The names of the lost aircrew are laser-cut through steel panels fixed to heavy steel curved walls, arranged around the wing memorial in broken concentric circles and contained in a fragmented, circular paved area set in the open landscape.  The first phase, now completed, commemorates the 26,296 aircrew of the Lincolnshire-based 1 and 5 Groups; this is to be followed by the names of aircrew from the other UK and Southern European Command Groups, totalling approximately 75,000 aircrew lost.

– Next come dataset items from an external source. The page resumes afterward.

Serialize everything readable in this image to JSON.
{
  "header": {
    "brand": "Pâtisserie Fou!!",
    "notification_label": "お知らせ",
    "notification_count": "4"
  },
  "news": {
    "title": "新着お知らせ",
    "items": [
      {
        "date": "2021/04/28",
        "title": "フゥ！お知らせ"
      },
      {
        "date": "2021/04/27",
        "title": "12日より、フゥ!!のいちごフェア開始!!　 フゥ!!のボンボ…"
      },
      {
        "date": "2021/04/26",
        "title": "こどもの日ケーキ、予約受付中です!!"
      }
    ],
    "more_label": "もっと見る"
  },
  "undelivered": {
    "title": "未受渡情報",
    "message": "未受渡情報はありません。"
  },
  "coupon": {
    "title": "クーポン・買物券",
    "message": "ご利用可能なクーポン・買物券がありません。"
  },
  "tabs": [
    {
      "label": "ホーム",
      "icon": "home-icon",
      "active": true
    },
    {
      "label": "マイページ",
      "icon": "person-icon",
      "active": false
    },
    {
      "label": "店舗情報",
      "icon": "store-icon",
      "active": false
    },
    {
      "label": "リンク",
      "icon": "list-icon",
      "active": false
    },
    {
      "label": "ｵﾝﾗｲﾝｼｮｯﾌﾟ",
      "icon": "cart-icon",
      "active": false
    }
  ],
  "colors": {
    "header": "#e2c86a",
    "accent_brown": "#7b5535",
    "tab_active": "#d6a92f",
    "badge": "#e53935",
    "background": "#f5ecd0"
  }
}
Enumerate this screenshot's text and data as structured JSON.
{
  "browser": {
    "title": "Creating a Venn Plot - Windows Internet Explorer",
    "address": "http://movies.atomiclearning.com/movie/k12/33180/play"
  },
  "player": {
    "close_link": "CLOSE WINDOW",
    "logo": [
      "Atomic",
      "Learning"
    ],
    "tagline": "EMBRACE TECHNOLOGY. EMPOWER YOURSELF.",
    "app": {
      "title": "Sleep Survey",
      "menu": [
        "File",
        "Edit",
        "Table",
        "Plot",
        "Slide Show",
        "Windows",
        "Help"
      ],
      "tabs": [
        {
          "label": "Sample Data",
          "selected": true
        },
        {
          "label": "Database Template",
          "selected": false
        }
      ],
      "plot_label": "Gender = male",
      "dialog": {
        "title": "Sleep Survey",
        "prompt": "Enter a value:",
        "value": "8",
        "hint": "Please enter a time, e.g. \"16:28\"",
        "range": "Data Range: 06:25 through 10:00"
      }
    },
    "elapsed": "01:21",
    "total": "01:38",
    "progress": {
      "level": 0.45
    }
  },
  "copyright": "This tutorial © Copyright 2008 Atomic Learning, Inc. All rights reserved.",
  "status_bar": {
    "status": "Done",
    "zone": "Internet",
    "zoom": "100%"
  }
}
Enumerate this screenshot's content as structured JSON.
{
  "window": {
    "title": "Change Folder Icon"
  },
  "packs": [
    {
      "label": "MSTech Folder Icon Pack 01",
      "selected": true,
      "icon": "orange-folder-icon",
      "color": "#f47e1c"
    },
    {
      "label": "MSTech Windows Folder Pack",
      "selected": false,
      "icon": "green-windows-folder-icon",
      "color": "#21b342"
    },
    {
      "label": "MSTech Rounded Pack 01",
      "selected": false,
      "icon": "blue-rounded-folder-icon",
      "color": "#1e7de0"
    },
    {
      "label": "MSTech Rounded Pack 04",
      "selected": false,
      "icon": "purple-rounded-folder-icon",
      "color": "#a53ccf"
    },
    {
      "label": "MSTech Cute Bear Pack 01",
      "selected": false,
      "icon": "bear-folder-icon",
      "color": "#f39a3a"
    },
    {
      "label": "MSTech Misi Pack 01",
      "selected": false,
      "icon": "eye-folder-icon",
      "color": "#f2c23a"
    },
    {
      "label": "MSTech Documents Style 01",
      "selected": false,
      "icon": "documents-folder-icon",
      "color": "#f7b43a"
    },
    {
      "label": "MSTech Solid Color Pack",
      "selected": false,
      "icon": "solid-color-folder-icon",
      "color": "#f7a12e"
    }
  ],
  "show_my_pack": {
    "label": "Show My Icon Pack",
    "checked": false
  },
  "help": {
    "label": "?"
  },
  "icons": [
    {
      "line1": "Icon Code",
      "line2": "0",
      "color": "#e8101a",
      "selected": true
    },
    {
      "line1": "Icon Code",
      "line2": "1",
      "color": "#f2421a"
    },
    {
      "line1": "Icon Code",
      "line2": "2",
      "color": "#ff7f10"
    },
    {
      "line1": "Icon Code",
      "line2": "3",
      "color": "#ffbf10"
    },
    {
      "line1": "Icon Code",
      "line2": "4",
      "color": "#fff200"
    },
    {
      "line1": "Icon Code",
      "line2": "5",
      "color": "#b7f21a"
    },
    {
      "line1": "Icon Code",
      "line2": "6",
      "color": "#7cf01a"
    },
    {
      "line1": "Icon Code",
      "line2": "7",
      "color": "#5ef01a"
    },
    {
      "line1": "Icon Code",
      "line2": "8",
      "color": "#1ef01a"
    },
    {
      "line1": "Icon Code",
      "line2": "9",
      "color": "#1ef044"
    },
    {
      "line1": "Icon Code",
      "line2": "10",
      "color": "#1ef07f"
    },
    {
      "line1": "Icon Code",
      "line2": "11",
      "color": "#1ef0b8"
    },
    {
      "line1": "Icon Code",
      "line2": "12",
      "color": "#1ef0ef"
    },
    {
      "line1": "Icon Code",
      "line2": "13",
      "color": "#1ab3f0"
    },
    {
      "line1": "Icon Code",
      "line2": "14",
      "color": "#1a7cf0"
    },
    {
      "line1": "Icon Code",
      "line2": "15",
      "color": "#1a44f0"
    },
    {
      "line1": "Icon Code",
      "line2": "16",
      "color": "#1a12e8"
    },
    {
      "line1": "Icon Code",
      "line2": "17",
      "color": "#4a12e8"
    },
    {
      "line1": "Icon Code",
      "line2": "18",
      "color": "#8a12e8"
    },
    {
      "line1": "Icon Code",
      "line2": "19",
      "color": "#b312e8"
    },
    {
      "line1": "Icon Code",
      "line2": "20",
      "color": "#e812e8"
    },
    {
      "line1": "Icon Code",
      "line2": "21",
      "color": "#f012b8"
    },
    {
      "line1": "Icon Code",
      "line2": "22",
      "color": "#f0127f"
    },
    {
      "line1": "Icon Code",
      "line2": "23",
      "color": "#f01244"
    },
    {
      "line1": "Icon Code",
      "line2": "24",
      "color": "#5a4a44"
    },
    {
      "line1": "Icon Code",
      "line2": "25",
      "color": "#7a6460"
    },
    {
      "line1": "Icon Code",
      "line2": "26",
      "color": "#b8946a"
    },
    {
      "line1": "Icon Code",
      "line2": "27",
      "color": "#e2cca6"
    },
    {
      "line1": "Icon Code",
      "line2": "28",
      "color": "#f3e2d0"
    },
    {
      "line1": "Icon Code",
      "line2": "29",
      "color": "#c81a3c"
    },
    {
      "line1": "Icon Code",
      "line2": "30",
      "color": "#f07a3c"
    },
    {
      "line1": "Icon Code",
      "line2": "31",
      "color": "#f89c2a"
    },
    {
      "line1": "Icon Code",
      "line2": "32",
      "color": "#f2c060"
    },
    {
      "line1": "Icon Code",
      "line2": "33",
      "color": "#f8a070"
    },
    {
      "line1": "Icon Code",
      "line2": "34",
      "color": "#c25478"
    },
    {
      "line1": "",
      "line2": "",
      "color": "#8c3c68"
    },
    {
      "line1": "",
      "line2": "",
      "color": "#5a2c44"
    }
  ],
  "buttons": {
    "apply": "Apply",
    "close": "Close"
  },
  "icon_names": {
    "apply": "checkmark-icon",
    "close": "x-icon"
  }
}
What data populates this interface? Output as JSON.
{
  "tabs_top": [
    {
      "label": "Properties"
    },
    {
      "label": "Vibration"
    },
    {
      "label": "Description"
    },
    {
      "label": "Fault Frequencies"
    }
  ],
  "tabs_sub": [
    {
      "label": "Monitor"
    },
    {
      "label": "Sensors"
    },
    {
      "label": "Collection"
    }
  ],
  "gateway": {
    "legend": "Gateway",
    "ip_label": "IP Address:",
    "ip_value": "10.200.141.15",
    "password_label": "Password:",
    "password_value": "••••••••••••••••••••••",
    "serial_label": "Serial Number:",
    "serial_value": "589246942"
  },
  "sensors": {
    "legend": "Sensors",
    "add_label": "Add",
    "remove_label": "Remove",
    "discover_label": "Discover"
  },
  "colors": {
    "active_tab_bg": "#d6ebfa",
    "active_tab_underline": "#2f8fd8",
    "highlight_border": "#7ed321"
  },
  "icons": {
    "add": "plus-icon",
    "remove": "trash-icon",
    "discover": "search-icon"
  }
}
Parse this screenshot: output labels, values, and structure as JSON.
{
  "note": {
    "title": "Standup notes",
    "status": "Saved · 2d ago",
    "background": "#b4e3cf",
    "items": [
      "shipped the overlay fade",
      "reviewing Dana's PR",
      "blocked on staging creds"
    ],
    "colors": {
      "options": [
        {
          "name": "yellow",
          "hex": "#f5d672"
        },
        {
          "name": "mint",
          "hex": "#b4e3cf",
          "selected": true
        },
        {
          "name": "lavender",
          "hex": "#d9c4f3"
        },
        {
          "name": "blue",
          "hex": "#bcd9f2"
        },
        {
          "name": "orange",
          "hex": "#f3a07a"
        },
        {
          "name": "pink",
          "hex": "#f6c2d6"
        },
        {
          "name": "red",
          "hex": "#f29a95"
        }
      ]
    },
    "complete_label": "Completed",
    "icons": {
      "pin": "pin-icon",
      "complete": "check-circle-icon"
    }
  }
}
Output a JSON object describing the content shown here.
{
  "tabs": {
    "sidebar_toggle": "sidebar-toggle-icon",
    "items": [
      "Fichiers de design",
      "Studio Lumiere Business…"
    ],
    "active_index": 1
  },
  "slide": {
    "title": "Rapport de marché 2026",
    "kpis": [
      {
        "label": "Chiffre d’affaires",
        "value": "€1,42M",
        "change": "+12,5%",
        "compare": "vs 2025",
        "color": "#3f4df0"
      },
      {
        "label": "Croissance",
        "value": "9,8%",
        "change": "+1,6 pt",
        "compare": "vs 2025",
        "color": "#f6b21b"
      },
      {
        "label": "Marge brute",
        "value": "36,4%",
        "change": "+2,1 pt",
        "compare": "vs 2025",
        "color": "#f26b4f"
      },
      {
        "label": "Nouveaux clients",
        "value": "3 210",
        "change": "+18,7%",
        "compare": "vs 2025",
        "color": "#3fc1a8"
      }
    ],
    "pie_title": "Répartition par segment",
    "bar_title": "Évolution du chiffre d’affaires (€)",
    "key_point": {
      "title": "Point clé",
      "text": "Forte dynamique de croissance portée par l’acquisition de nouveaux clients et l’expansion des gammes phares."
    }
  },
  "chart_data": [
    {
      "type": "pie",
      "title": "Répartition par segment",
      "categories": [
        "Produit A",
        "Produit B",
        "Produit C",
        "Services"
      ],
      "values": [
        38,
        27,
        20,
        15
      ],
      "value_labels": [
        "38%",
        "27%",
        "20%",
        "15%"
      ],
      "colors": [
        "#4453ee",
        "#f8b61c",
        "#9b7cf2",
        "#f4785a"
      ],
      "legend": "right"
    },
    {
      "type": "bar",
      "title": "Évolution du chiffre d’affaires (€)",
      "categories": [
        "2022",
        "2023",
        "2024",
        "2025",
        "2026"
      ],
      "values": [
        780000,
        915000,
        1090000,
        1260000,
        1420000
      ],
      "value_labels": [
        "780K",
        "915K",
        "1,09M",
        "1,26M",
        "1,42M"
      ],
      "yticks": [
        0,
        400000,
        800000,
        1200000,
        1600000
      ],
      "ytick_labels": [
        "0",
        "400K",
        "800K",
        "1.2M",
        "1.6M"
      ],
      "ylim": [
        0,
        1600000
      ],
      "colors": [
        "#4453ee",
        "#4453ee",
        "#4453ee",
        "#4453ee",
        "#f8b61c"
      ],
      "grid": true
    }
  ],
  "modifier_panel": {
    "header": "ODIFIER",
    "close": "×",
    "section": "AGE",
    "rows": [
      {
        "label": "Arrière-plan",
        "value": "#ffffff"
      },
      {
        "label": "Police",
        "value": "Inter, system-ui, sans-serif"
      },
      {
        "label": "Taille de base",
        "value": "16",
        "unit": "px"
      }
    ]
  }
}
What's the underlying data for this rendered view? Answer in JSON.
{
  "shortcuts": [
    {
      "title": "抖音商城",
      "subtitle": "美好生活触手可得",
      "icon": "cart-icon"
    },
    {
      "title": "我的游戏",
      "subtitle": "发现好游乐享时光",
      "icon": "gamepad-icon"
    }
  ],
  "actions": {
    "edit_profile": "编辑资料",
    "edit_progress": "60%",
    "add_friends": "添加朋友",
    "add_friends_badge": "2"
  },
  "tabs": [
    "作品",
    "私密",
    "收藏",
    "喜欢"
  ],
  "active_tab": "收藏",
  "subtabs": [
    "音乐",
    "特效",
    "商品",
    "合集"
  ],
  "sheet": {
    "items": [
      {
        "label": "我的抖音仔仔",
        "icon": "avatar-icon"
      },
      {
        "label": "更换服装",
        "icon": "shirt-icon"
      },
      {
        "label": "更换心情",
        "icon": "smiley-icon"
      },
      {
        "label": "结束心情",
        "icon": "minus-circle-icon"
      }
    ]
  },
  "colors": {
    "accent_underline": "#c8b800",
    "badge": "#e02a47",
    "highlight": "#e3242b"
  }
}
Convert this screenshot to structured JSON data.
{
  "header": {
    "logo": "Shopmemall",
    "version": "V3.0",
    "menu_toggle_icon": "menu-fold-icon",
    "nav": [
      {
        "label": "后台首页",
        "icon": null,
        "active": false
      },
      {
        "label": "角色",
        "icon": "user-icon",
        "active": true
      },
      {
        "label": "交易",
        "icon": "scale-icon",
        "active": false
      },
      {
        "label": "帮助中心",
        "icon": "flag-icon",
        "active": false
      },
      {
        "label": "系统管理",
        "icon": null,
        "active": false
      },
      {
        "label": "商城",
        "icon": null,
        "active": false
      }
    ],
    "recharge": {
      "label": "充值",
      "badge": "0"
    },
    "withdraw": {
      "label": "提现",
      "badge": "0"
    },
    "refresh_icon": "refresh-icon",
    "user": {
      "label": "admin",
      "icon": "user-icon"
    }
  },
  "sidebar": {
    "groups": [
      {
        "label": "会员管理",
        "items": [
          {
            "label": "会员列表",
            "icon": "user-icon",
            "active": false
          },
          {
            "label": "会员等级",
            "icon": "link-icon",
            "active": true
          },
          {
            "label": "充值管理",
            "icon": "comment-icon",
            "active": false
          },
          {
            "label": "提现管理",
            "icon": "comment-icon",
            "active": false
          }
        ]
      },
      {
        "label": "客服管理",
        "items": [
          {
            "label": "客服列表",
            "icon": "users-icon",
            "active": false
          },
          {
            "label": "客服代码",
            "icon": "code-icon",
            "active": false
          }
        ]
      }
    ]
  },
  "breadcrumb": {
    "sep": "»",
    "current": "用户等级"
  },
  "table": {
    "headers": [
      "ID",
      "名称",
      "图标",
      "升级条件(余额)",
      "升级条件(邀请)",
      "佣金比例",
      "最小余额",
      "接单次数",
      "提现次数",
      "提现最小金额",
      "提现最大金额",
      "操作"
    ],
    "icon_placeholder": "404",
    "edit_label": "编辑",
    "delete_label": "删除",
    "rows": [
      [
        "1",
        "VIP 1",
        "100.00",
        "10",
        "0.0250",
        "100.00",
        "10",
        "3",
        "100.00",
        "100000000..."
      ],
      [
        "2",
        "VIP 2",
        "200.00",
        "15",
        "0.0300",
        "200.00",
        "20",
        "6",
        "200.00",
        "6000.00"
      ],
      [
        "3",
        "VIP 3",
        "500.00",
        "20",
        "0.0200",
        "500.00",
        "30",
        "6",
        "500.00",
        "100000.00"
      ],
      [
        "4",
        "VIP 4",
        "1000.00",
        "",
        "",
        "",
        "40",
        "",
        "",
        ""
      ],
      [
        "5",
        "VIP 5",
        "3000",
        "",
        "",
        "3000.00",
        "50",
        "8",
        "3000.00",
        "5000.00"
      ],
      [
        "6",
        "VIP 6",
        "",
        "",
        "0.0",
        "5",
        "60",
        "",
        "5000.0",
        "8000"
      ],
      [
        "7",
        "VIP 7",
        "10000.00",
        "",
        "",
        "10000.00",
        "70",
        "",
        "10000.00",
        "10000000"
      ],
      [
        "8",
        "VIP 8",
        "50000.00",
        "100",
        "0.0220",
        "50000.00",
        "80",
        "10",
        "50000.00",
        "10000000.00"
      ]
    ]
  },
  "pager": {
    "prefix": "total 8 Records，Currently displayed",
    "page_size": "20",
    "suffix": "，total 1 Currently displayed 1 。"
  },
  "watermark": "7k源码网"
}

Both elements of the memorial are constructed of Corten steel plate, an alloyed steel which forms a patina preventing corrosion, giving the whole memorial an almost indefinite, maintenance-free lifespan.  Paving around the spire is in cast stone setts; the memorial walls are set in bound gravel broken up with wildflower areas and curved seating and hedges.

Chadwick Centre

The design concept for the Chadwick Centre is of an over-sailing wing fragment roof referencing a heavy bomber wing, visually connecting and engaging with the Spire memorial.  The wing rises and tapers to the North and East, sheltering three principal spaces separated by two solid cores suggesting landing gear and engine cowls and supporting the wing / roof. The central principal space is transparent and open and reveals partial views of the Memorial from the approach to the Centre.  The 2 outer principal spaces are more enclosed and grow from the cores, the southern space contained within the wing profile and the northern space more fragmented and spilling out to the north and west beyond the roof edge towards the memorial.

The central zone contains entrance, atrium, orientation and retail functions; it has an open gallery for exhibition forming a more contained entrance zone below and contrasting with the double height main space.  The southern zone contains exhibition spaces on 2 floors, also with single and double height spaces.  The northern zone contains a café / restaurant on the ground floor with a flexible exhibition transition area and an education centre on the first floor which also functions as a conference facility with auditorium and break-out space. The two core zones contain vertical circulation and ancillary spaces including WC’s and offices on the ground floor, with research, multi-media, classroom and plant spaces on the first floor.